5) Die Hoffnung stirbt zuletzt
Es gibt aber auch Spieler, wo der vermeintlich bereits feststehende Abschied zurückgenommen werden könnte oder die Vereine die Hoffnung auf einen Verbleib einfach nicht aufgeben wollen. An erster Stelle sei da Jefferson Farfan genannt. Vor einigen Wochen war ein Verbleib Farfans auf Schalke kaum denkbar, zu verärgert waren die Verantwortlichen über die Forderung nach einem horrenden Handgeld.
Doch das Blatt hat sich gewendet. Manager Horst Heldt hat Gras über die Sache wachsen lassen und die Verhandlungen wieder aufgenommen. "Ich bin sehr optimistisch, dass wir uns einigen", sagte Heldt der Bild-Zeitung. "Farfan bleibt auf Schalke."
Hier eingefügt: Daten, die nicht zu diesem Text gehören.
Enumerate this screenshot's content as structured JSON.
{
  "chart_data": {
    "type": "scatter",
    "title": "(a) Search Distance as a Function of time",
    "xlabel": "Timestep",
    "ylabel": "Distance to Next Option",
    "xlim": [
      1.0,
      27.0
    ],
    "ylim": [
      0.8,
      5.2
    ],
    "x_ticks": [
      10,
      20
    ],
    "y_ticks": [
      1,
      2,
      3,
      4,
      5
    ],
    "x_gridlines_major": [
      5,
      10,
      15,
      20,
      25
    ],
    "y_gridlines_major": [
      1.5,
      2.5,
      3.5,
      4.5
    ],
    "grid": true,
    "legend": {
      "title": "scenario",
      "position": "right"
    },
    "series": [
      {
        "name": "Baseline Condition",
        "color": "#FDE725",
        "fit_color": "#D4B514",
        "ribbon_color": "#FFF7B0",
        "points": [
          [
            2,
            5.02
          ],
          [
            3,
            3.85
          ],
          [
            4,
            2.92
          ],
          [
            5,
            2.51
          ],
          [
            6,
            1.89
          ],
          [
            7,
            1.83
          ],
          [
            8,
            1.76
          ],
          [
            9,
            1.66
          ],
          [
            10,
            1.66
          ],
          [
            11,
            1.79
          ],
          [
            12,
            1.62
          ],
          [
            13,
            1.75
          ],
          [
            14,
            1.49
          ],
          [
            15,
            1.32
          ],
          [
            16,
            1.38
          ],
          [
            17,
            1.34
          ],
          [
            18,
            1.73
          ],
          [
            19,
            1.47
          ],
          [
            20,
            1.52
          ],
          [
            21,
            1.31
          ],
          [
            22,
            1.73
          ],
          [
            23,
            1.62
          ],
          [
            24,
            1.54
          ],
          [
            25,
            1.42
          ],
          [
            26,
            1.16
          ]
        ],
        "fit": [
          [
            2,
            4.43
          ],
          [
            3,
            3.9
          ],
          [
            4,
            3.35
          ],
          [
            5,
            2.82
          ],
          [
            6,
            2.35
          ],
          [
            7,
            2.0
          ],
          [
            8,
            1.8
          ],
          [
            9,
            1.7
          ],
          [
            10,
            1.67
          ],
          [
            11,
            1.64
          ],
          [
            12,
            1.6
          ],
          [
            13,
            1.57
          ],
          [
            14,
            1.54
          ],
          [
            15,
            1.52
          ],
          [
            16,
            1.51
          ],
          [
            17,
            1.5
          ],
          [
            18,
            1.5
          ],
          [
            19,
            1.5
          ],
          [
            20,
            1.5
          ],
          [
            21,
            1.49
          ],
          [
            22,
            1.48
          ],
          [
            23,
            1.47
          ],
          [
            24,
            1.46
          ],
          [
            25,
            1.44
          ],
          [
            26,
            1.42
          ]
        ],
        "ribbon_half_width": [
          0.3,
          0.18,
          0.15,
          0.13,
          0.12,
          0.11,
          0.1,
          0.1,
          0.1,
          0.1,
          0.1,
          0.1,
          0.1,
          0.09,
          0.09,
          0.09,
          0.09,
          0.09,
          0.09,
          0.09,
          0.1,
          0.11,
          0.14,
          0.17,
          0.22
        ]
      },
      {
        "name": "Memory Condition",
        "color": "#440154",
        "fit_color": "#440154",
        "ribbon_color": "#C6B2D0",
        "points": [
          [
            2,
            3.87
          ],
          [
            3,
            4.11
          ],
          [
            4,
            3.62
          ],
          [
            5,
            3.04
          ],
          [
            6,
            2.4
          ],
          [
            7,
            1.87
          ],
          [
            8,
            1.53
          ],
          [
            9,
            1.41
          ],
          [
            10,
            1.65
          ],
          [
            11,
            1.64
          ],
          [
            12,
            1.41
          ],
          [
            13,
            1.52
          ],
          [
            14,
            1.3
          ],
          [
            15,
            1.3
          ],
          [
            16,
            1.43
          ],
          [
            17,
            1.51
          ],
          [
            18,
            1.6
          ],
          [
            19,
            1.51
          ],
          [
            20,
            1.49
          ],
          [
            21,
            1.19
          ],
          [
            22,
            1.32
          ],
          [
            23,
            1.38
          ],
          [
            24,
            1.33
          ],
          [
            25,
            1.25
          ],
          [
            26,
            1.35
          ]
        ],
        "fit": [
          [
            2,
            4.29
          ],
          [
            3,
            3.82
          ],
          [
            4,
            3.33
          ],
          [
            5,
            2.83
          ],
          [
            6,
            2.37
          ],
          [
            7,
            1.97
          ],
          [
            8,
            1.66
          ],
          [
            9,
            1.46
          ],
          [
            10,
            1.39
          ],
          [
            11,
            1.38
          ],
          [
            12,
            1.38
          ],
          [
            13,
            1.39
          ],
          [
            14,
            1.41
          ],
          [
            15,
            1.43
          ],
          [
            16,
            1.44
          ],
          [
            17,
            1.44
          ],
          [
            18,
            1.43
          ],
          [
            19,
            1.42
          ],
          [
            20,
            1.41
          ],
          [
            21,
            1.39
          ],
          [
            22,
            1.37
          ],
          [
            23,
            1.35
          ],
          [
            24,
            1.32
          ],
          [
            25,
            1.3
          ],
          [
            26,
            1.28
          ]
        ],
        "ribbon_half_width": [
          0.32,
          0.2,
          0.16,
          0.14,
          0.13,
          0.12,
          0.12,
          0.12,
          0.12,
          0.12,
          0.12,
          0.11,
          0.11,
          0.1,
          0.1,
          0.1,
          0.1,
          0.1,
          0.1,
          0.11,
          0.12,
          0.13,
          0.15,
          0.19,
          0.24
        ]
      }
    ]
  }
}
Diesen Satz würden in abgewandelter Form auch Klaus Allofs in Bremen und Michael Zorc in Dortmund sagen. Doch sowohl bei Claudio Pizarro als auch bei Shinji Kagawa steht die Entscheidung aus. Zumindest der BVB will sich das aber nicht mehr bieten lassen und hat Kagawa ein Ultimatum bis zum kommenden Montag gestellt. Hier müssen sich die Toten Hosen noch ein wenig gedulden.